We have a FCFS queueing system with two job types $a$ and $b$. We model the system as a discrete time markov chain where the state is a vector $(k,j_1, \ldots, j_k)$ where $k$ is the number of jobs and $j_1$ is the job type of the latest arival and $j_k$ is the type of the job that will be served next. If the current state is $(k,j_1, \ldots, j_k)$ the next state will be $(k+1,a,j_1, \ldots, j_{k})$ with probability $\lambda_a$ or $(k+1,b,j_1, \ldots, j_{k})$ with probability $\lambda_b$ or $(k-1,j_1, \ldots, j_{k-1})$ with probability $\mu$; otherwise the number of jobs does not change. What is the stationary distribution of the system?

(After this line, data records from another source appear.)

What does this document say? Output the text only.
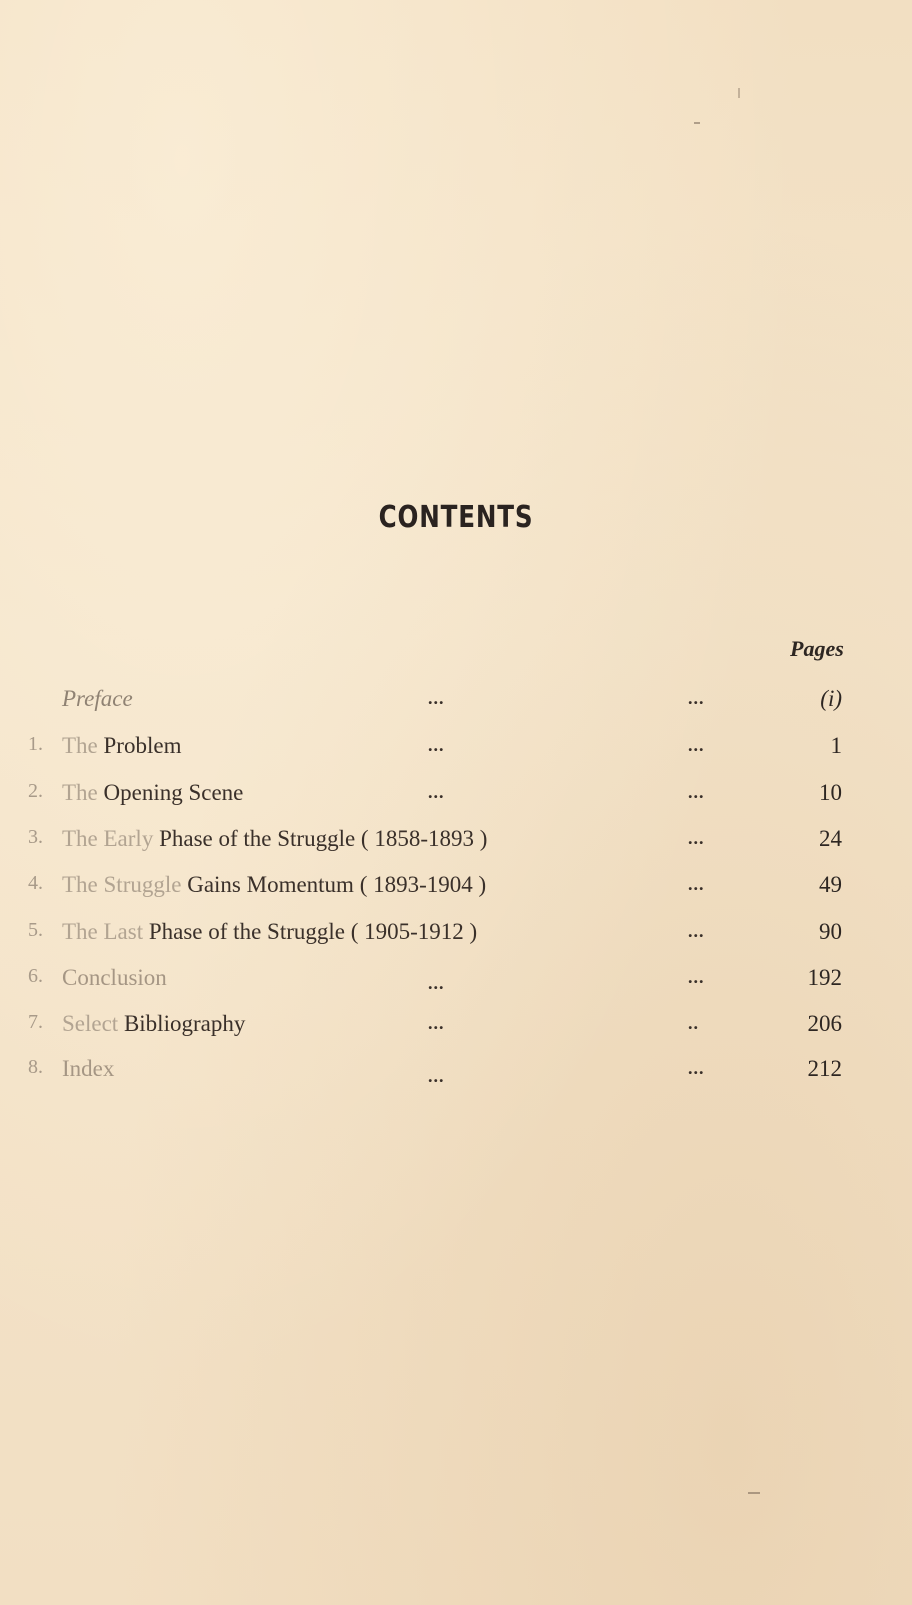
CONTENTS
Pages
Preface	...	...	(i)
1. The Problem	...	...	1
2. The Opening Scene	...	...	10
3. The Early Phase of the Struggle ( 1858-1893 )	...	24
4. The Struggle Gains Momentum ( 1893-1904 )	...	49
5. The Last Phase of the Struggle ( 1905-1912 )	...	90
6. Conclusion	...	...	192
7. Select Bibliography	...	..	206
8. Index	...	...	212
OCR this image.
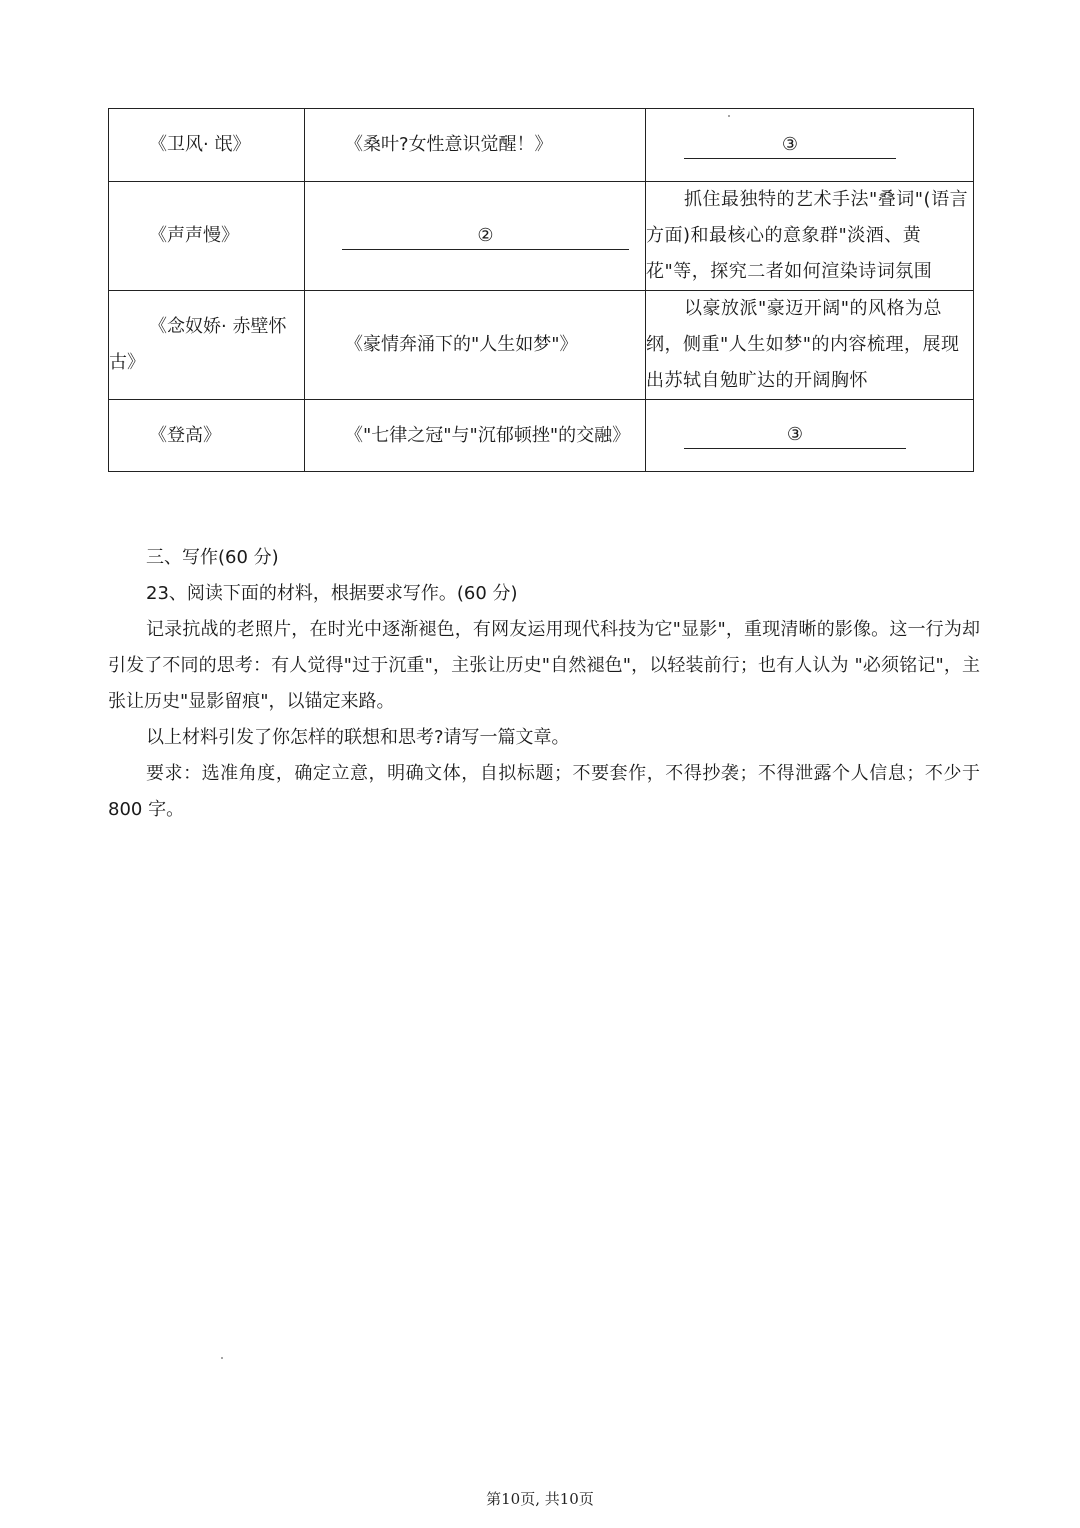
《卫风· 氓》	《桑叶?女性意识觉醒！》	③

《声声慢》	②	抓住最独特的艺术手法"叠词"(语言方面)和最核心的意象群"淡酒、黄花"等，探究二者如何渲染诗词氛围
《念奴娇· 赤壁怀古》	《豪情奔涌下的"人生如梦"》	以豪放派"豪迈开阔"的风格为总纲，侧重"人生如梦"的内容梳理，展现出苏轼自勉旷达的开阔胸怀
《登高》	《"七律之冠"与"沉郁顿挫"的交融》	③

三、写作(60 分)

23、阅读下面的材料，根据要求写作。(60 分)

记录抗战的老照片，在时光中逐渐褪色，有网友运用现代科技为它"显影"，重现清晰的影像。这一行为却引发了不同的思考：有人觉得"过于沉重"，主张让历史"自然褪色"，以轻装前行；也有人认为 "必须铭记"，主张让历史"显影留痕"，以锚定来路。

以上材料引发了你怎样的联想和思考?请写一篇文章。

要求：选准角度，确定立意，明确文体，自拟标题；不要套作，不得抄袭；不得泄露个人信息；不少于 800 字。

第10页, 共10页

From the analysis of the system where there are only one type of job I guess the total number of jobs in the stationary distribution will be $k$ with probability $\left(\frac{\lambda_a+\lambda_b}{\mu}\right)^k\left(1-\frac{\lambda_a+\lambda_b}{\mu}\right)$. And my naive guess will be the type of jobs will be follow a binomial distribution where out of the $k$ jobs the number of jobs of type $a$ will be binomial with parameter $\frac{\lambda_a}{\lambda_a+\lambda_b}$. Is this correct? And how do I go about proving this?
You’re right. There’s not all that much to prove. You can imagine the jobs originally all being of one type and then randomly assigning one of the two types to them at the time you sample their distribution; clearly the distribution can’t be affected by when you assign the types.